40 années de campagne menée par Amnesty International contre la peine de mort

Depuis 1977, Amnesty International contribue de diverses manières  aux initiatives mondiales visant à reléguer la peine de mort dans les livres d’histoire. Elle s’efforce notamment de :

  • recenser les condamnations à mort et les exécutions dans le monde et publier des statistiques annuelles ;
  • soutenir les personnes qui se trouvent dans le quartier des condamnés à mort, en faisant campagne en leur faveur et dans certains cas – hélas pas tous, loin de là – en leur permettant d’échapper à l’exécution ;
  • promouvoir l’abolition de la peine de mort au niveau national, comme ce fut le cas récemment en Mongolie ;
  • contribuer à l’élaboration du cadre juridique et des normes au niveau international afin de restreindre l’utilisation de la peine de mort et de renforcer l’objectif abolitionniste ;
  • se mobiliser pleinement pour soutenir l’adoption des résolutions bisannuelles de l’ONU sur un moratoire – en 2007, pour la première fois, l’Assemblée générale de l’ONU a demandé l’arrêt de toutes les exécutions en vue d’abolir la peine de mort ; et
  • contribuer à renforcer le mouvement abolitionniste dans le monde, notamment en collaborant étroitement avec la Coalition mondiale contre la peine de mort.

Vous pouvez consulter une sélection des moments les plus marquants de nos 40 ans de lutte contre la peine de mort en cliquant ici.
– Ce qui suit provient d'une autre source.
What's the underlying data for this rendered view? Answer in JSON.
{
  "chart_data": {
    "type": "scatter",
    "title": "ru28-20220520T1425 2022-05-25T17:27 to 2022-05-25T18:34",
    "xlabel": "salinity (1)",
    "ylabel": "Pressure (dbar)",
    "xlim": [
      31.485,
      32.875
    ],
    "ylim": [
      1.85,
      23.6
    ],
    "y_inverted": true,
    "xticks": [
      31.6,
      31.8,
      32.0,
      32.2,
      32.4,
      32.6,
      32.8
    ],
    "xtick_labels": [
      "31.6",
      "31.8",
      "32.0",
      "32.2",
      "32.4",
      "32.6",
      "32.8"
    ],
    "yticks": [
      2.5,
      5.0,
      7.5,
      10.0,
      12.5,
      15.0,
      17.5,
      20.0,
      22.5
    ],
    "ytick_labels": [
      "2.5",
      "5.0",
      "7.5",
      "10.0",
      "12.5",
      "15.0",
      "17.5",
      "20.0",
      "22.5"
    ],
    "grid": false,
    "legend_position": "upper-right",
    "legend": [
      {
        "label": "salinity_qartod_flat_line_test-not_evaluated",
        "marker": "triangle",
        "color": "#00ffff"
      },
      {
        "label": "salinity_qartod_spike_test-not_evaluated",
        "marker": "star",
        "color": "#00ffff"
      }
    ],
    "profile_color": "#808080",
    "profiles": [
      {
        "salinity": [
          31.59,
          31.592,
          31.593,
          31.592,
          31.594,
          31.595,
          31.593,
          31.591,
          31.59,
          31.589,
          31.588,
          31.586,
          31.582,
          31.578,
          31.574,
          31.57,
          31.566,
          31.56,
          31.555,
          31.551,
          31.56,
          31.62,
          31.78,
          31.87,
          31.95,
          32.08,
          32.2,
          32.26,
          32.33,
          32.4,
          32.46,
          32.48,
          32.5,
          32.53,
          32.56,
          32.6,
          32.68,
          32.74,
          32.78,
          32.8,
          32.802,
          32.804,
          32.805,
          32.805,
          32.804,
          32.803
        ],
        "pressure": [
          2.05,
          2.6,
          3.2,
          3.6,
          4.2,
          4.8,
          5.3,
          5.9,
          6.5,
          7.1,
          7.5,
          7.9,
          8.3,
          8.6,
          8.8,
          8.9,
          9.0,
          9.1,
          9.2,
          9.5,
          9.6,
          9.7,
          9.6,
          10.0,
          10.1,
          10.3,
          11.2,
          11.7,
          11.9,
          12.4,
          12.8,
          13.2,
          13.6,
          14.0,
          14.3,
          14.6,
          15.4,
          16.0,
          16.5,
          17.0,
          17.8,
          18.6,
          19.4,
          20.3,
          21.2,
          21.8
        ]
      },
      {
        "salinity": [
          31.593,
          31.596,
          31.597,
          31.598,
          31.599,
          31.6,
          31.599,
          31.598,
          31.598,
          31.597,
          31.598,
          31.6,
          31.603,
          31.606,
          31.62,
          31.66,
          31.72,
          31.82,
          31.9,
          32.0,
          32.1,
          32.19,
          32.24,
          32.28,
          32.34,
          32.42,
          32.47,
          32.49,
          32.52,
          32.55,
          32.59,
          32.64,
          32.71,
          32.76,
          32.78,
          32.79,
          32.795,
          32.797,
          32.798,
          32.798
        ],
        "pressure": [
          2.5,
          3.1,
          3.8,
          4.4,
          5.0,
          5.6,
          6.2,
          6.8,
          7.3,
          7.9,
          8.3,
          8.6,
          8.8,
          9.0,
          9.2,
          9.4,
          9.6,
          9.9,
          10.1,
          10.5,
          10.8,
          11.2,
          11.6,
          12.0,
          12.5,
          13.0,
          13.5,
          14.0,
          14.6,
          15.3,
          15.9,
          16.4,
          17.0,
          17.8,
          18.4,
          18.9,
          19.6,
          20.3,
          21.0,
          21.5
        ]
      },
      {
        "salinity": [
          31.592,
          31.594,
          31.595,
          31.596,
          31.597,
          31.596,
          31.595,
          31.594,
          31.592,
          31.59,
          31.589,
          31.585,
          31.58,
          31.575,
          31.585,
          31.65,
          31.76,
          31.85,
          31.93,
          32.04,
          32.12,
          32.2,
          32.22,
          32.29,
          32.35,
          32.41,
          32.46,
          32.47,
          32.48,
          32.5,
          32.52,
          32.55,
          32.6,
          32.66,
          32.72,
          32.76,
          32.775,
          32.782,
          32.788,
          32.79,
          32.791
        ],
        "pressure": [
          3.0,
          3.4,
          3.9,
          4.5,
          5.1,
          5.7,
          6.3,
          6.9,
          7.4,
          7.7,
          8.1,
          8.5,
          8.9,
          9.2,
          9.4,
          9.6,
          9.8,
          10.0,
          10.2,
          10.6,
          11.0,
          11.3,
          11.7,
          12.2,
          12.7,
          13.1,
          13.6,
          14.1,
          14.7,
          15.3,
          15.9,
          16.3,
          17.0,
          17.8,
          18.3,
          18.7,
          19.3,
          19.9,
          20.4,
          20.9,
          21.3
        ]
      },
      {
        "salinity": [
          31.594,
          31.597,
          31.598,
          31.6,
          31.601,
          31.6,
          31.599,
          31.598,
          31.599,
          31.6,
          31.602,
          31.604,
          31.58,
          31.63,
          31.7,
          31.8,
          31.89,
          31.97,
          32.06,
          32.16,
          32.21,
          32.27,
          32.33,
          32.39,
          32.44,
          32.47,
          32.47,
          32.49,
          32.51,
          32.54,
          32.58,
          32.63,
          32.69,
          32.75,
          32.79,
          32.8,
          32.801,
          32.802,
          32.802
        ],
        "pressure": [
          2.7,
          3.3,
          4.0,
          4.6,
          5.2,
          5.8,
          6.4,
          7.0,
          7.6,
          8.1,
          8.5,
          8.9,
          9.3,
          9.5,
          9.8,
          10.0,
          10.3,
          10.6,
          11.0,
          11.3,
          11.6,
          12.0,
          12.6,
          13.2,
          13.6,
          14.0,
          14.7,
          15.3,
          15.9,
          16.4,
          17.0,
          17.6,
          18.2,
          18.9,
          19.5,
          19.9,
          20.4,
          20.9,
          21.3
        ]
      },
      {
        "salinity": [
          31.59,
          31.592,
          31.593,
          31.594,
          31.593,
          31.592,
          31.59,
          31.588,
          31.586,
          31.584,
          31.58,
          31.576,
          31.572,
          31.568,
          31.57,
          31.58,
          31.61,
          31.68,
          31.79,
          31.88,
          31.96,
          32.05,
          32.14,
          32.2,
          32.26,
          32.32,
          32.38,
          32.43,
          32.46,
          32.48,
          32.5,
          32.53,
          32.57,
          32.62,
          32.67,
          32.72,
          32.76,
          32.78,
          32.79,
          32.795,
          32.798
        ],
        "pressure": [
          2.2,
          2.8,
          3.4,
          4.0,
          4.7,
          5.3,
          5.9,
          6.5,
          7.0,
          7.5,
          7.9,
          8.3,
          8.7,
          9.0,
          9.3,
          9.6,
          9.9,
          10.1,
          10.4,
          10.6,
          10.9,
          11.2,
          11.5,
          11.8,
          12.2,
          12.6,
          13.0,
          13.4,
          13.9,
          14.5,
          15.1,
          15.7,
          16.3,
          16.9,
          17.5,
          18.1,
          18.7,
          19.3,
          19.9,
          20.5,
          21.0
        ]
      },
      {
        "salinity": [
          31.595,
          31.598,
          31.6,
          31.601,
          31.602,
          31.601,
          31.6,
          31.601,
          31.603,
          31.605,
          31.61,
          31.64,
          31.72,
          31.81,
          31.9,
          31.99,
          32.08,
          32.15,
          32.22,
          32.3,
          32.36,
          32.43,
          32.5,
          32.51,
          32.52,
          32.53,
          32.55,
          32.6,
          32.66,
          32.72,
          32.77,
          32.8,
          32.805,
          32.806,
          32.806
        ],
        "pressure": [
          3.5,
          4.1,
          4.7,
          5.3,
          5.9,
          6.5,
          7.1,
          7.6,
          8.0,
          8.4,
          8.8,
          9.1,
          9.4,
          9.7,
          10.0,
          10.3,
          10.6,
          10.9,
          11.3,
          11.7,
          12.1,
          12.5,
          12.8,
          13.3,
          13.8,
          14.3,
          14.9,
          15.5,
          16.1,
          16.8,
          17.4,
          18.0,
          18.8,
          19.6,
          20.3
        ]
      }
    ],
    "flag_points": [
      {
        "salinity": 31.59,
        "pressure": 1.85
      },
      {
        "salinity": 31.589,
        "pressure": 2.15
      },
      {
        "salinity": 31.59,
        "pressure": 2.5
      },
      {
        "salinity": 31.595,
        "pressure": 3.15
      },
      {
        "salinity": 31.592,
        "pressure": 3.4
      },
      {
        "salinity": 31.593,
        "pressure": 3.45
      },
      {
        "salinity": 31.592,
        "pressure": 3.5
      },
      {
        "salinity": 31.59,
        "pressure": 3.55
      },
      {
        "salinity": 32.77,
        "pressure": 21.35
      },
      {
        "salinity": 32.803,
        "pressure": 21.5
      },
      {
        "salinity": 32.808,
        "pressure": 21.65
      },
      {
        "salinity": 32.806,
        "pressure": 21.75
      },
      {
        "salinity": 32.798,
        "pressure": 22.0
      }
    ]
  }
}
Vous pouvez consulter d’autres informations sur des questions clés concernant la peine de mort en cliquant ici.

Amnesty International s’oppose en toutes circonstances et sans aucune exception à la peine de mort, quelles que soient la nature et les circonstances du crime commis, la culpabilité ou l’innocence ou toute autre situation du condamné, ou la méthode utilisée pour procéder à l’exécution. La peine capitale viole le droit à la vie inscrit dans la Déclaration universelle des droits de l’homme. Il s’agit du châtiment le plus cruel, inhumain et dégradant qui soit.